Falsche Päpste und Klitschkos
Ihre erstaunlichen Fähigkeiten machen die KI in falschen Händen zu einem gefährlichen Werkzeug. Die Algorithmen können reale Orte und Menschen perfekt nachahmen. Solche Bilder und Videos nennt man Deepfakes – benannt nach sogenannten Deep-Learning-Algorithmen im Hintergrund. Im Frühjahr ging ein KI-Bild des Papstes in weißer Pufferjacke viral – ein überzeugender, vergleichsweise harmloser Deepfake. Brisanter ist ein Fall aus Deutschland, bei dem KI für politische Zwecke instrumentalisiert wurde: Ein AfD-Politiker hatte ohne Hinweis ein KI-Bild gepostet, das aggressiv aussehende Flüchtlinge zeigt. Sogar die Weltwirtschaft können die neuartigen Bilder beeinflussen, wie ein Beispiel Ende Mai zeigte: Ein Fake-Foto von einer Explosion in der Nähe des Pentagons (Washington) ließ den amerikanischen Aktienindex S&P 500 kurzfristig sinken.
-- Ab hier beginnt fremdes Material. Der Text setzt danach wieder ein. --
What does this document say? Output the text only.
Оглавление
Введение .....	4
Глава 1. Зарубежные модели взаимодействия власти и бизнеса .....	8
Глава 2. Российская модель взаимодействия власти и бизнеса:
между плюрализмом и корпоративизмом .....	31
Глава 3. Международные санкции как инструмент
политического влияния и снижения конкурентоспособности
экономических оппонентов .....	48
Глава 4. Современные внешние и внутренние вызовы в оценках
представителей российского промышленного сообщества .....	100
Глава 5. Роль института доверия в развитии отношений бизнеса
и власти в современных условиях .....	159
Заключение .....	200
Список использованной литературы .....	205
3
Auch der Wiener Bürgermeister Michael Ludwig (SPÖ) ging der KI auf den Leim. Im Juni 2022 nahm er an einem Videocall mit dem Kiewer Bürgermeister Vitali Klitschko teil. Doch Klitschko war nicht echt. Am Folgetag wurde der Fake enttarnt: Die Berliner Bürgermeisterin Franziska Giffey hatte ihr Klitschko-Gespräch nach einer halben Stunde abgebrochen. Selbst Spitzenpolitiker sind nicht vor Deepfakes gefeit.
Für die Deepfakes genügen Video- oder Tonaufnahmen von einer Person. Das KI-Programm erkennt Muster in Sprechweise und Bewegungen, die in ein zweites Video „kopiert“ werden. Das Deepfake-Problem ist so groß, dass es das österreichische Innenministerium schon 2022 in einem eigenen Aktionsplan als ernsthafte Gefahr für die Demokratie einstufte. KI kann zu „Massendemonstrationen sowie Regierungs- und Staatskrisen“ führen, so die Einschätzung.
Klimaaktivist:innen im Porno
Deepfakes können aber nicht nur die Demokratie ins Wanken bringen, sondern auch das Privatleben. 2019 veröffentlichte die niederländische Cybersecurity-Firma Deeptrace einen Bericht, wonach acht von zehn der größten Porno-Plattformen Deepfakes hosten. Das auf KI-Detektion spezialisierte Unternehmen Sensity AI schätzte im Februar 2021, dass bis zu 96 Prozent der Deepfake-Videos im Internet Pornos sind. Zwischen 2018 und 2020 verdoppelte sich die Anzahl kursierender Fake-Pornos alle zwei Monate. Insgesamt fand Sensity AI 85.047 Videos, die eine Person nachahmten.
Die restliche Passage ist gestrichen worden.